6De tels précédents réduisent le sujet et inclinent à la modestie. On se borne ici à l’étude des fonctions d’un hôpital. La clé de ce problème nous paraît résider dans l’étude des groupes humains présents dans la vie de l’hôpital. On y trouvera, bien sûr, les administrateurs et les médecins, mais aussi les autorités politiques et administratives. Le rôle fondamental appartient sûrement au personnel hospitalier et aux malades et administrés, sans lesquels l’hôpital n’est qu’une machine à élaborer des règlements. Leur présence souvent muette peut néanmoins être décrite et leur rôle estimé. Les fonctions de l’hôpital ne sont que le résultat de l’ajustement perpétuellement modifié entre des projets venus du haut et les attentes de la clientèle. Comment chacun des groupes a-t-il agi, consciemment ou non, pour figer ou modifier l’hôpital, et pourquoi ; telles sont les questions que l’on aimerait poser.
7On ne trouvera donc pas ici une étude exhaustive des Hospices Civils de Lyon dans la première moitié du XIXe siècle, mais un exemple des relations qu’entretiennent l’hôpital et la société. Pour mieux en rendre compte on a choisi de miser sur le concret, de laisser la parole aux témoins, à tous les témoins, même les plus obscurs, de préférer le fonctionnement réel aux règlements. Les sources hospitalières, et en particulier l’impressionnant courrier, ont seuls permis le respect de cette règle. Se dépouiller des schémas de pensée contemporains est le premier devoir de l’historien. Comme l’hôpital du XIXe siècle est bien loin du nôtre, on s’est souvent abstenu de donner une vision trop exclusivement statistique de ce monde foisonnant dont la rationalité n’est pas la caractéristique première. On s’est efforcé de regarder hors de l’hôpital, de jeter quelque éclairage sur les diverses conceptions de l’assistance et de la santé, de confronter les archives hospitalières et d’autres sources d’archives publiques, car l’hôpital est finalement tout autre chose qu’un monde clos.
Notes de bas de page
1 LÉONARD (Jacques), « L’historien et le philosophe », Annales historiques de la Révolution Française, 1977, n° 2. Voir le débat entre Foucault et les historiens in PERROT (Michelle), L’Impossible prison, Paris, 1980, 318 pages, pp. 29 à 59 ; et « L’œil du pouvoir », introduction à la réédition de BENTHAM (Jeremy), Le Panoptique, Paris, 1977, 219 pages, pp. 9 à 31.

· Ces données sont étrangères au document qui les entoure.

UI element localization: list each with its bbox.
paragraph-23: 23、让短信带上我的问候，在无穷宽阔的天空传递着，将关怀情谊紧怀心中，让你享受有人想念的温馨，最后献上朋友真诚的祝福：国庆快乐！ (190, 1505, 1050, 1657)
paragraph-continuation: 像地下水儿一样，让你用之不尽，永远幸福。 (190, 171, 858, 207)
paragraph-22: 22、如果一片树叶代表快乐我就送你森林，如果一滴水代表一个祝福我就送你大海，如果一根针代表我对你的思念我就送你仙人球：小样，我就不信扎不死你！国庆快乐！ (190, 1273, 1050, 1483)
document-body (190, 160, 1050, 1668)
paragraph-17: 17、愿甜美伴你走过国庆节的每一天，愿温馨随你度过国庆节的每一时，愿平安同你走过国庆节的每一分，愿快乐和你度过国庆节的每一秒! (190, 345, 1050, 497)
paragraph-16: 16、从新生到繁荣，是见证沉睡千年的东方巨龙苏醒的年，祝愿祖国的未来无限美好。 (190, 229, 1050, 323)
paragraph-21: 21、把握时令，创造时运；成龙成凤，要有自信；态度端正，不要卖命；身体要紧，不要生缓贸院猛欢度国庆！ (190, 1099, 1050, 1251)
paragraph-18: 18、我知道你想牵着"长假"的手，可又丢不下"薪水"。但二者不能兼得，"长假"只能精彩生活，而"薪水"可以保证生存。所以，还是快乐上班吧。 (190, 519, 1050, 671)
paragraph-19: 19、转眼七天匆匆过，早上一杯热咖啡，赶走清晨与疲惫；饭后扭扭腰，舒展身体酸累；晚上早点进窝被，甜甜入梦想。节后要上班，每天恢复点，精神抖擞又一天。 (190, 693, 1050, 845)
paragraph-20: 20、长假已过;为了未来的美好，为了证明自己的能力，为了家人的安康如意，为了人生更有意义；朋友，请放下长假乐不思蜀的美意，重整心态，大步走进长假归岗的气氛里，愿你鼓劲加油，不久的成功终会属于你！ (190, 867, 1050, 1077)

2 GARDEN (Maurice), Le Budget des Hospices Civils de Lyon, 1800-1976, Lyon, 1980, 148 pages.
3 GUTTON (Jean-Pierre), La société et les pauvres : l’exemple de la généralité de Lyon (1534-1789), Paris, 1971, 504 pages.
4 DURAND (Georges), Le Patrimoine foncier de l’Hôtel-Dieu de Lyon (1482- 1791), Lyon, 1974, 401 pages.
5 DÉSERT (Gabriel), « Les Archives hospitalières, source d’histoire économique et sociale », Cahier des Annales de Normandie, 1977, 290 pages.
6 ACKERKNECHT (E.-H.), Medicine at the Paris Hospital, Baltimore, 1967.
7 GARDEN (Maurice), Lyon et les Lyonnais au XVIIIe siècle, Paris, 1970.
8 Par exemple, Rosen, Freidson, Freeman, Reeder (voir bibliographie).
9 François Steudler, Claudine Herzlich et Henri Hatzfeld surtout (voir bibliographie).
10 GOFFMAN (Erving), Asiles : études sur la condition sociale des malades mentaux et autres reclus, Paris, 1968.